Pfizer to make its patented medicines available to low-income countries

Pfizer to make its patented medicines available to low-income countries

Pfizer Inc will be able to make all of its patented medicines including COVID 19 treatment Paxlovid and big-selling breast cancer drug Ibrance available at a not-for profit price to 45 of the world's poorest countries, the drugmaker said on Wednesday.

These countries don't have access to innovative treatments. It can take four to seven years for new treatments to become available in low-income countries if they become available at all, according to the Bill Melinda Gates Foundation.

Pfizer said it plans includes 23 wholly-owned, patented medicines and vaccines that treat infectious diseases, certain cancers, and rare and inflammatory diseases. In addition to Paxlovid and Ibrance, the list includes pneumonia vaccine Prevnar 13, rheumatoid arthritis drug Xeljanz and cancer treatments Xalkori and Inlyta.

The COVID 19 vaccine Comirnaty developed with BioNTech SE was also on the list. Chief Executive Albert Bourla said in an interview that all medicines being made available should be of use.

He said that the antiviral paxlovid is going to be a big deal for them - if they need it, they can get it immediately, he said.
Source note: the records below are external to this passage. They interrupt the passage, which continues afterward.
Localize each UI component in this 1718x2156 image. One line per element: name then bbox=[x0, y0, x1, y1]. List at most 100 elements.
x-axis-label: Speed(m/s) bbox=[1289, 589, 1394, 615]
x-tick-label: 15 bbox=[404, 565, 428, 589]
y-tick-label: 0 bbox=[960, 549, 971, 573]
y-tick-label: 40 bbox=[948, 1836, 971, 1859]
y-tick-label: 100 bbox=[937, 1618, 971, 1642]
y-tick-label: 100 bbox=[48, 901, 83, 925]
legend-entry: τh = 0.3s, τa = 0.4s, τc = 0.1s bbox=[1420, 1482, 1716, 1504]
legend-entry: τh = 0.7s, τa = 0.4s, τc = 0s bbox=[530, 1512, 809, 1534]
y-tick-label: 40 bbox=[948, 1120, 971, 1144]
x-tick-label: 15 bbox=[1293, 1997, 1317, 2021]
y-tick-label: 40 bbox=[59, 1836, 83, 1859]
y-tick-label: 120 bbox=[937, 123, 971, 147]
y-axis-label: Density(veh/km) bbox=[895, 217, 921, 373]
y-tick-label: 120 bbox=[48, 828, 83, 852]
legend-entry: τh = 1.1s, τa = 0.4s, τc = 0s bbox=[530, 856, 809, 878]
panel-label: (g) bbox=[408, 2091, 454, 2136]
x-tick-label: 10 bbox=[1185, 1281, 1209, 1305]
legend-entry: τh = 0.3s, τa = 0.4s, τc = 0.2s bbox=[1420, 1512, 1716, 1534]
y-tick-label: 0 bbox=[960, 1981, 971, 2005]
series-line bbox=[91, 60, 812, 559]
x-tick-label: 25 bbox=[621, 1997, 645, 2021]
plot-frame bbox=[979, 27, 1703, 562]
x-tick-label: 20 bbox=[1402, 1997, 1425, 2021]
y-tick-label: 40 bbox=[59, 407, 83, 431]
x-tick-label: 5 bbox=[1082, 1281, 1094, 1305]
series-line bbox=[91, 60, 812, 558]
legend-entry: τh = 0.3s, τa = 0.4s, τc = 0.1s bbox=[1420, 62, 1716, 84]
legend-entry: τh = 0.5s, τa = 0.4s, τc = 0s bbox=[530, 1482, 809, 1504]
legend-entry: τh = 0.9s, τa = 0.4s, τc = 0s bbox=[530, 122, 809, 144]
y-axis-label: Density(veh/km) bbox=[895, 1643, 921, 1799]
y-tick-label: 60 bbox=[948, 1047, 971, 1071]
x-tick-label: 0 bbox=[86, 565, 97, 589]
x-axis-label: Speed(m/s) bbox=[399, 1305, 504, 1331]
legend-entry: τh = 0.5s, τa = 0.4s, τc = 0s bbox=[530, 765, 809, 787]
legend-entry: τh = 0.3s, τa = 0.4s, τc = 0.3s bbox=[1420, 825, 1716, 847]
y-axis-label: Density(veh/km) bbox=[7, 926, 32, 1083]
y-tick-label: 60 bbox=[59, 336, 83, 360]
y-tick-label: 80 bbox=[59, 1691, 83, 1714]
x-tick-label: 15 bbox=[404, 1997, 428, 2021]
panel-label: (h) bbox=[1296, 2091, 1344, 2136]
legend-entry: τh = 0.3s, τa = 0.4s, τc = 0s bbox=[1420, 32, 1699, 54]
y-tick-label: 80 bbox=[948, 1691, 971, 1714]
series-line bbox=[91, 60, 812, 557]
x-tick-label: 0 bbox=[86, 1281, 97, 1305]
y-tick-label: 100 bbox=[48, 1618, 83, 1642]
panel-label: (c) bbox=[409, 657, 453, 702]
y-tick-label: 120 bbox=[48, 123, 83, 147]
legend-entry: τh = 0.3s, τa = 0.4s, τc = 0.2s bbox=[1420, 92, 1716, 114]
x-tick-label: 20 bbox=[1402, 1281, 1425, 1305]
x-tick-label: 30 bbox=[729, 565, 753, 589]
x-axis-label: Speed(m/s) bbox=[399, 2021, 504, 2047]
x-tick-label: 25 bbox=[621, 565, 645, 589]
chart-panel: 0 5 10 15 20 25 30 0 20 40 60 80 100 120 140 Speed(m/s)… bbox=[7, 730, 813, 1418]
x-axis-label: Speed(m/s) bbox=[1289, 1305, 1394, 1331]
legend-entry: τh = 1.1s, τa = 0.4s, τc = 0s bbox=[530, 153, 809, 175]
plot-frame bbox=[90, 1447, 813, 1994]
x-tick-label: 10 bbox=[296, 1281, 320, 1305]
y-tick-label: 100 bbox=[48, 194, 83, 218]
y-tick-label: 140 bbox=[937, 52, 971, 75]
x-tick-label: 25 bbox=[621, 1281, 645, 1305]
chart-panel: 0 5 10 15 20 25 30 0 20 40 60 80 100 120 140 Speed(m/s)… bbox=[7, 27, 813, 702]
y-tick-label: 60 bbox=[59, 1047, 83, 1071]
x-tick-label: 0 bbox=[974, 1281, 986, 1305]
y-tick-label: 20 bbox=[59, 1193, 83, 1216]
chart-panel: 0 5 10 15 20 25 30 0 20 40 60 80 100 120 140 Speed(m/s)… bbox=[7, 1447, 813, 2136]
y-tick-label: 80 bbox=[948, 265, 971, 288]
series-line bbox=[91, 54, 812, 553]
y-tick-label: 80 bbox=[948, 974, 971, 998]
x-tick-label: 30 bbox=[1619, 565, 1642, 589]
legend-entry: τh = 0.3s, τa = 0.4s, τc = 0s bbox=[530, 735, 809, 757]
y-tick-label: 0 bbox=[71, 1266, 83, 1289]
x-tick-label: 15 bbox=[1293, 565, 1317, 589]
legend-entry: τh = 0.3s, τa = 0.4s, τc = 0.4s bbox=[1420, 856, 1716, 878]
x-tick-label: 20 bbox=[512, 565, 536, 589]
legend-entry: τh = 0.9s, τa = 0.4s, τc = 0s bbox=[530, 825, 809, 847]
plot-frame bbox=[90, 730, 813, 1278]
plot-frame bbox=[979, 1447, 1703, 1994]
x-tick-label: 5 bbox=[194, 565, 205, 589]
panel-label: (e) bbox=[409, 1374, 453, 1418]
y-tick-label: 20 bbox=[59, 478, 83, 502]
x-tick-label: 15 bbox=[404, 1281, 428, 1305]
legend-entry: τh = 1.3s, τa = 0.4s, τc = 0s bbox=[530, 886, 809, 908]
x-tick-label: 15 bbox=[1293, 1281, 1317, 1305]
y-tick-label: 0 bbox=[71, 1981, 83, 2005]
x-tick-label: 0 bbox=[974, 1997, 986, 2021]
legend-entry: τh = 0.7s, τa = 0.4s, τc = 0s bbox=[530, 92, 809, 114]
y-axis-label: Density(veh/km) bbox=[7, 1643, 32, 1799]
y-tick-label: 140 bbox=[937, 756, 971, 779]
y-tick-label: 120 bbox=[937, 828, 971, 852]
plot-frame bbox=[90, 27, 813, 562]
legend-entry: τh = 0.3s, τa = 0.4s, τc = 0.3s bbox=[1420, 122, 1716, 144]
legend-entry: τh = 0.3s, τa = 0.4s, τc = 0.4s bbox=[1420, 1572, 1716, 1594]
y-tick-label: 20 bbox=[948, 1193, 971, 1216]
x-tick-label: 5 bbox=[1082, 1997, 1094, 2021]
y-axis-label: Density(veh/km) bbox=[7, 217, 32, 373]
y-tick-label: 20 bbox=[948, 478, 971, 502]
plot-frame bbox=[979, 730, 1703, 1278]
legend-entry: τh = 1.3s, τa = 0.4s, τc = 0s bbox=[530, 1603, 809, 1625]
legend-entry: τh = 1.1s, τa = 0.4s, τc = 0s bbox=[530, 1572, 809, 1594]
It said that when Pfizer launches new medicines and vaccines, they will also be included in the drug portfolio at a not-for profit price.

Pfizer says that the 27 low-income countries and 18 lower-income countries are included in an Accord for a Healthier World, which covers most of Africa and much of Southeast Asia. Five countries - Rwanda, Ghana, Malawi, Senegal and Uganda - have already committed to joining the accord, which was announced at the World Economic Forum in Davos.

Malawi President Lazarus Chakwera said in a statement that the accord will allow the countries and the drugmaker to share the burden of costs and tasks in the production and delivery of supplies that will save millions of lives. Pfizer was criticized for how it rolled out its COVID 19 vaccine, with some poorer countries waiting for months after the earliest doses arrived in wealthier countries.

Bourla said that the new accord was informed by the difficulties of the roll out, especially the lack of health infrastructure in some countries that made distributing the vaccine difficult.

Instead of washing our hands and saying, I gave you the product, do whatever you want to do, we're saying, 'We'll give you the products and we'll sit with you to see how we can help organize a system that can use them,'' said Bourla.